トランプ米大統領と首脳会談を行った安倍晋三首相は同日、交渉の継続中は米国が各国に対して検討している自動車への追加関税は、日本に対して発動されないことを確認したと明言した。

市場関係者のコメントは以下の通り。

●米国の強硬姿勢になお警戒

<大和証券 チーフグローバルストラテジスト 壁谷洋和氏>

結果的には先送りかもしれないが、この段階で自動車への関税引き上げの方向性が決まってしまえば相当ネガティブだった。これを回避できたことに関してはポジティブと受け止められる。今後は、日本側がどこまで米国側の要求をのむかだろう。牛肉やコメをはじめ、農産物の輸入をどこまで拡大するかということがポイントとなりそうだ。

(安倍政権としては)支持率との兼ね合いもあり、一方的に米国からの要求をのむことは難しい。日本側はTPP(環太平洋連携協定)で決められた枠以上の部分は譲歩したくないと考えているが、自動車については「聖域」のように扱っている面があった。米国が改めて自動車の部分に踏み込んでいくような動きをみせた場合、日本としてはあまり強く出ることができなくなる恐れがある。

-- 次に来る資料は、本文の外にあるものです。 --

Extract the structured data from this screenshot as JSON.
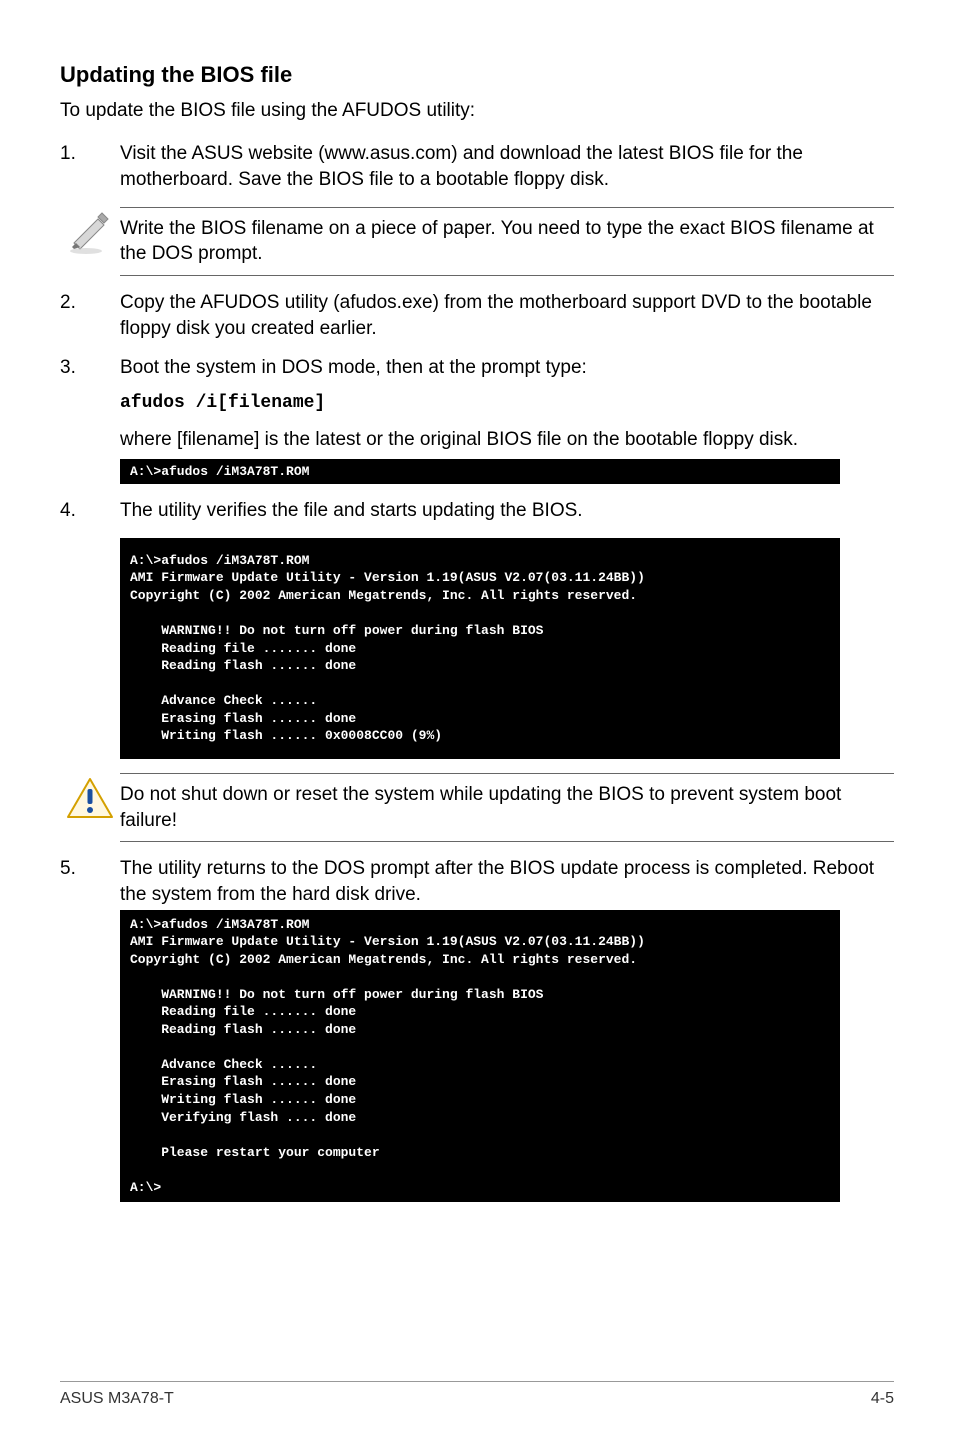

中国や欧州、NAFTA(北米自由貿易協定)を巡る米国の一連の強気な姿勢を考慮すると、日本に対しても強硬姿勢をとる可能性は消えていない。政治基盤の安定が日本株の上昇の前提になっていることを考えると、支持率に揺らぎが生じれば相場の先行きに不透明感が出てくる。

●難航しても株式市場への影響は軽微

<りそな銀行 チーフマーケットストラテジスト 黒瀬浩一氏>

日本に対する自動車関税引き上げについては、もともとトランプ大統領が不用意に発言したに過ぎず、政権内で意見が固まっていたわけではない。今回の日米交渉の結果、自動車への追加関税は行わず、日本側は農産物の輸入で譲歩するという方向性が決まったとみている。交渉は今後も難航するだろうが、農産物の問題であれば、株式市場への影響はほとんどない。日本株は目先的に急上昇の反動安があっても強い基調は続くとみている。